A startup brasileira de inteligência artificial WideLabs iniciou uma rodada Série A de US$ 50 milhões com o objetivo de acelerar a expansão internacional do AmazônIA, modelo de linguagem desenvolvido no Brasil e voltado à realidade linguística e regulatória latino-americana.
Os recursos da captação deverão ser destinados à ampliação da operação internacional, fortalecimento da infraestrutura tecnológica e evolução dos sistemas de inteligência artificial da empresa.
A movimentação ocorre em meio à crescente disputa global por modelos regionais de IA capazes de competir com plataformas desenvolvidas por grandes empresas internacionais.
Modelo foi treinado em português brasileiro
A WideLabs ganhou visibilidade em 2024 após apresentar o AmazônIA, descrito pela empresa como um dos primeiros grandes modelos de linguagem treinados especificamente em português brasileiro.
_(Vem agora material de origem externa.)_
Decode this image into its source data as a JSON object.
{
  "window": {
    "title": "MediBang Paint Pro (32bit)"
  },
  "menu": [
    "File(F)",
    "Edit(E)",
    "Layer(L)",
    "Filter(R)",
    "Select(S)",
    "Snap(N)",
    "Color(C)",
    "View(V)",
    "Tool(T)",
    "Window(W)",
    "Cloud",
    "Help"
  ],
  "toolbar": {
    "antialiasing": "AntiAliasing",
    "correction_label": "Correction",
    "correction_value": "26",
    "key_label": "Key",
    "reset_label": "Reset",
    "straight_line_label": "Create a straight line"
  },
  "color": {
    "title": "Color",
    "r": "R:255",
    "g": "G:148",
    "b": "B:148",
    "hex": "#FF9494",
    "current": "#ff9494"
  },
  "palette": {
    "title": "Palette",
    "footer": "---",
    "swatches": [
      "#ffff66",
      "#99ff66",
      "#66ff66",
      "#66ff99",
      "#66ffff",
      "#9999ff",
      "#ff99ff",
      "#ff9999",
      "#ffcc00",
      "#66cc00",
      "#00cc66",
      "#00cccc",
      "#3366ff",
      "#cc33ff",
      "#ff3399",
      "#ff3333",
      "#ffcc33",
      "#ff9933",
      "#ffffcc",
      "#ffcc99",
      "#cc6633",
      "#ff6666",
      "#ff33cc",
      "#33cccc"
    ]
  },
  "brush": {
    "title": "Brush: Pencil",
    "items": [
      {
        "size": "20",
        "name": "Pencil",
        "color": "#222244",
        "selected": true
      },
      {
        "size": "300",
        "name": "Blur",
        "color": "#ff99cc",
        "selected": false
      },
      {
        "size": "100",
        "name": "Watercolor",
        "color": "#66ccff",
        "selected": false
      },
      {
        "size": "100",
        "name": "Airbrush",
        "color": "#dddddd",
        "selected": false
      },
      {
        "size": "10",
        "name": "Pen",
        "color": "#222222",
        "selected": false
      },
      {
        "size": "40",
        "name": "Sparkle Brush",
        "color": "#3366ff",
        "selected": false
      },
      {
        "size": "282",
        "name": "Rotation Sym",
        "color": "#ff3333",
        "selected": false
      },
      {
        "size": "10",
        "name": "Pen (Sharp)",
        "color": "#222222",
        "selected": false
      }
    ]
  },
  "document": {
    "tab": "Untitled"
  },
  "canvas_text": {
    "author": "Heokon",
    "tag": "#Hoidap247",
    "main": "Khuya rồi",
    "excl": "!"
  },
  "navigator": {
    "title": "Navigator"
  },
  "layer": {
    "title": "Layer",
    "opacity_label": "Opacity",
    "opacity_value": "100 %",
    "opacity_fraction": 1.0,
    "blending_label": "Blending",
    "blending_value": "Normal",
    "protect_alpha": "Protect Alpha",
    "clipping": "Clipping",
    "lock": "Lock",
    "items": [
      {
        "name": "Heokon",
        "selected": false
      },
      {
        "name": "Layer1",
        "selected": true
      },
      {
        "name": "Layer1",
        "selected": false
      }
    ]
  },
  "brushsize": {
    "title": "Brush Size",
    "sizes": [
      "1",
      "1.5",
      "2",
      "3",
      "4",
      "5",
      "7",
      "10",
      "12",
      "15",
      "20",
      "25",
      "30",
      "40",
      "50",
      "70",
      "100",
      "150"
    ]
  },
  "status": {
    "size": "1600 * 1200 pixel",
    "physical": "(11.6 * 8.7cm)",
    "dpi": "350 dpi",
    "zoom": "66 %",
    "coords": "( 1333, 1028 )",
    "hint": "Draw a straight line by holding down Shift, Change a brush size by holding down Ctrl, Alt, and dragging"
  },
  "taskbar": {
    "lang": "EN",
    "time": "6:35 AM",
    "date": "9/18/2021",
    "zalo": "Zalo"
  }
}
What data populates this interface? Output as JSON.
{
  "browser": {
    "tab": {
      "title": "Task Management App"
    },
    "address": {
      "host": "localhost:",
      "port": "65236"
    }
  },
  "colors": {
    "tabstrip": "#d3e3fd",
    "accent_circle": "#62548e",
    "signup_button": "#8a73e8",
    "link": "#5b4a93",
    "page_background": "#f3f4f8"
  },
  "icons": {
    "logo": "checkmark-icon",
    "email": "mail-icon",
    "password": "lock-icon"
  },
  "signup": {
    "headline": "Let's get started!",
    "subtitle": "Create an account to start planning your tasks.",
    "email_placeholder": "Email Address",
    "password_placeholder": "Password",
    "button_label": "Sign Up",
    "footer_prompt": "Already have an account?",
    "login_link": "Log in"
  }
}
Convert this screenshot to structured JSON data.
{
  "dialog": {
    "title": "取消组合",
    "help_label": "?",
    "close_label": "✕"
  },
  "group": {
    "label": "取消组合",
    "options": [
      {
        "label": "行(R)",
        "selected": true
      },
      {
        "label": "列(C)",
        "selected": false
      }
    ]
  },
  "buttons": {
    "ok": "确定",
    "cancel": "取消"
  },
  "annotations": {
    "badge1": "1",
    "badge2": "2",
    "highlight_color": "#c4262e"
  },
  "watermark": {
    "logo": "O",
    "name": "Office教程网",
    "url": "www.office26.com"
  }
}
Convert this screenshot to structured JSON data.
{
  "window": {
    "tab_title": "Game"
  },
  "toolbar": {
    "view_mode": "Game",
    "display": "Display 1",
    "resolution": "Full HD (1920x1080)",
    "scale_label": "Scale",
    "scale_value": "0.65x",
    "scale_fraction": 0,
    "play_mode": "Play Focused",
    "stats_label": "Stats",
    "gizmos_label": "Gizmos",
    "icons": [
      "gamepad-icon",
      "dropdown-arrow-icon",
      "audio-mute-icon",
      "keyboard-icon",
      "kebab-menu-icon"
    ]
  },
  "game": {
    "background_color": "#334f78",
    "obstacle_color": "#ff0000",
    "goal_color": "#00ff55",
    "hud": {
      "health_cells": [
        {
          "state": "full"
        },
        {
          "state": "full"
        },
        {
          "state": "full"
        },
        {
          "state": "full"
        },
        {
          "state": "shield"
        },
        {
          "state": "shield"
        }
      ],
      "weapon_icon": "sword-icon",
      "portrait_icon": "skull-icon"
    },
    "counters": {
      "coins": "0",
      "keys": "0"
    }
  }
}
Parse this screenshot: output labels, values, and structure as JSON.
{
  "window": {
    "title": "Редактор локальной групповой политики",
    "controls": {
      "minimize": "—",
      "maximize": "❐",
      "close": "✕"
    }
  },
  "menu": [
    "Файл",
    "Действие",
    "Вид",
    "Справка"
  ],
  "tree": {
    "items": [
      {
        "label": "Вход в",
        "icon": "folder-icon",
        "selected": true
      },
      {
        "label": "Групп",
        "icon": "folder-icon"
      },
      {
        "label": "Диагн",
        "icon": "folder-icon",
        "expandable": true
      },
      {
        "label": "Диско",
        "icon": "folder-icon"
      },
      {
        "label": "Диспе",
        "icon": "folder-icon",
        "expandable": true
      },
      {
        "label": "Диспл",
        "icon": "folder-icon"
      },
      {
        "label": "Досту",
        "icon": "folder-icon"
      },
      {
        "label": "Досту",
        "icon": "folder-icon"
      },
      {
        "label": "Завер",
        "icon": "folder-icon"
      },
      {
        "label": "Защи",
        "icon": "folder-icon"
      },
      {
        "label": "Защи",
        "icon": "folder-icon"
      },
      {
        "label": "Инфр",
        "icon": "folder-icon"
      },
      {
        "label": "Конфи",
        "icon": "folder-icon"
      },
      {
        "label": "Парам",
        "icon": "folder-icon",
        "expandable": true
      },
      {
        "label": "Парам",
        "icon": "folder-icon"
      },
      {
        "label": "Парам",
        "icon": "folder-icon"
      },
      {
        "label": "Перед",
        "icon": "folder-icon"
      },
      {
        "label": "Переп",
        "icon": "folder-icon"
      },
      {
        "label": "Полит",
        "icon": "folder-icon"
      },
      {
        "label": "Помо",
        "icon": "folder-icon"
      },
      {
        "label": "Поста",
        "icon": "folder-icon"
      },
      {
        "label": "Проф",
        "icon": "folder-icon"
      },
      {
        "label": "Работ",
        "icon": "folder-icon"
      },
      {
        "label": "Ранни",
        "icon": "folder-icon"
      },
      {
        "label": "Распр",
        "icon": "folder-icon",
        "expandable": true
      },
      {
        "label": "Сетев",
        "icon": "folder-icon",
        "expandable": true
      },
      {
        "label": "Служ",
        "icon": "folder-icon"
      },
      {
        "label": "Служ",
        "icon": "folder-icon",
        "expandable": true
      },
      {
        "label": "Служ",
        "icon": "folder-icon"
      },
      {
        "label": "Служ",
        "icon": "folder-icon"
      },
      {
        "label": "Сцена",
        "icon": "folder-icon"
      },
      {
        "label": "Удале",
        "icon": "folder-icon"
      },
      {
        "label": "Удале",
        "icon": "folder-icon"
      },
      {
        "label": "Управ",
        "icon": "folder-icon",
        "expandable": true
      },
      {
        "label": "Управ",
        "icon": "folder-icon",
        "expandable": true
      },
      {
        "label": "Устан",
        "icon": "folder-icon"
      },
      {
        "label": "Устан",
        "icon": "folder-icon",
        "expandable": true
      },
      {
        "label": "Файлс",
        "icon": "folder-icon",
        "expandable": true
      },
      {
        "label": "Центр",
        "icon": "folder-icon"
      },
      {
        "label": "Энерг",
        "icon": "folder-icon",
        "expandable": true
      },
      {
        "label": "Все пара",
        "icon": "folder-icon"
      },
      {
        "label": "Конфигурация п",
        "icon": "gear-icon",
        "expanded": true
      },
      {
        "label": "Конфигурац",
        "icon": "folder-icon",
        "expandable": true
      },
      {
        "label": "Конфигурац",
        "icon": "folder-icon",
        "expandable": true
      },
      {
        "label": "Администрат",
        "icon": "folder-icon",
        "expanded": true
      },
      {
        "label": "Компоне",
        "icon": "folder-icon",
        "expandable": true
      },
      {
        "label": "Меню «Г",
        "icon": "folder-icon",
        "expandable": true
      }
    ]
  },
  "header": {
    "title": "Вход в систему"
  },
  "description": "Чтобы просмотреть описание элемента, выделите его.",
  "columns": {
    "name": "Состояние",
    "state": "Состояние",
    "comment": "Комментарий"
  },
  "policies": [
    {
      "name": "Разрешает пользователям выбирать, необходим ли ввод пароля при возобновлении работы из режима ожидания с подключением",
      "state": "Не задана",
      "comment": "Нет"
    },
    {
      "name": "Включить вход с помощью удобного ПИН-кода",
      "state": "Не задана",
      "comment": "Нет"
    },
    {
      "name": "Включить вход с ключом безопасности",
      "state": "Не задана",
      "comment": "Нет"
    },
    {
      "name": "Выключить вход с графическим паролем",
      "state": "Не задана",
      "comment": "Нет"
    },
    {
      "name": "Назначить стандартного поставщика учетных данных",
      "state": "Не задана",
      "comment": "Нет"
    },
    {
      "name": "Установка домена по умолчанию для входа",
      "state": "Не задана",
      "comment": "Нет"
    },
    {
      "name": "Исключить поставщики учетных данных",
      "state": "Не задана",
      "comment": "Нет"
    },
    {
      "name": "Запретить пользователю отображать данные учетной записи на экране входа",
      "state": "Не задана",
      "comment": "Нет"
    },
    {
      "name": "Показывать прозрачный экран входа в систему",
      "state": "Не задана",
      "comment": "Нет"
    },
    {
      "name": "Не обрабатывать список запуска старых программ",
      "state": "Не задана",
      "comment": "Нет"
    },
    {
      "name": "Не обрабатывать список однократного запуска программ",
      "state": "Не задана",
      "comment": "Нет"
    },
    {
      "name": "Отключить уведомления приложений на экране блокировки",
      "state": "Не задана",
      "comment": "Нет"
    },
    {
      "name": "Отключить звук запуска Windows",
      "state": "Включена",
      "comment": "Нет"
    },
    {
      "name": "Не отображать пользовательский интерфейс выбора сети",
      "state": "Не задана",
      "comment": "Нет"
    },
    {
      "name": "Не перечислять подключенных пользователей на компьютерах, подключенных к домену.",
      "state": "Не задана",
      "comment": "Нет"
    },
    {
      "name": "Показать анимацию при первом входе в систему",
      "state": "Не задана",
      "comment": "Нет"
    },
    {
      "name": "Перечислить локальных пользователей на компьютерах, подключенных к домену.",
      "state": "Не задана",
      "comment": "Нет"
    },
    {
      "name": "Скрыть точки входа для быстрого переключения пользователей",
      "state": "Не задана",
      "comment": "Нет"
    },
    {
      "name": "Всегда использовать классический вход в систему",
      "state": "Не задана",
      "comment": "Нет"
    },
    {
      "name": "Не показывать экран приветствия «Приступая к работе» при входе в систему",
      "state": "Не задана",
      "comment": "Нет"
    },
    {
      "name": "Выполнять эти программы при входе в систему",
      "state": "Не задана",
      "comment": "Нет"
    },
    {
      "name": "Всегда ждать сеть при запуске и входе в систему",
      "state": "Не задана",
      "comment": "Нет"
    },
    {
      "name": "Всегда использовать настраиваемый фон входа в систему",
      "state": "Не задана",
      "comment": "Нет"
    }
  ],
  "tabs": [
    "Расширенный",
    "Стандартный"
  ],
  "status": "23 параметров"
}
O projeto foi desenvolvido utilizando infraestrutura da Oracle Cloud e GPUs Nvidia H100 instaladas em data centers no Brasil.
Segundo a companhia, o diferencial está na adaptação dos modelos às características culturais, regulatórias e linguísticas da América Latina.
Atualmente, a startup possui operações formais no Chile e em El Salvador, mas afirma avaliar novas expansões internacionais, incluindo mercados fora da região.
IA soberana e foco em governos
O CEO da empresa, Nelson Leoni, define a WideLabs como uma “fábrica de IA soberana”, conceito associado ao desenvolvimento de inteligência artificial com infraestrutura local, maior controle sobre dados e adaptação às necessidades regionais.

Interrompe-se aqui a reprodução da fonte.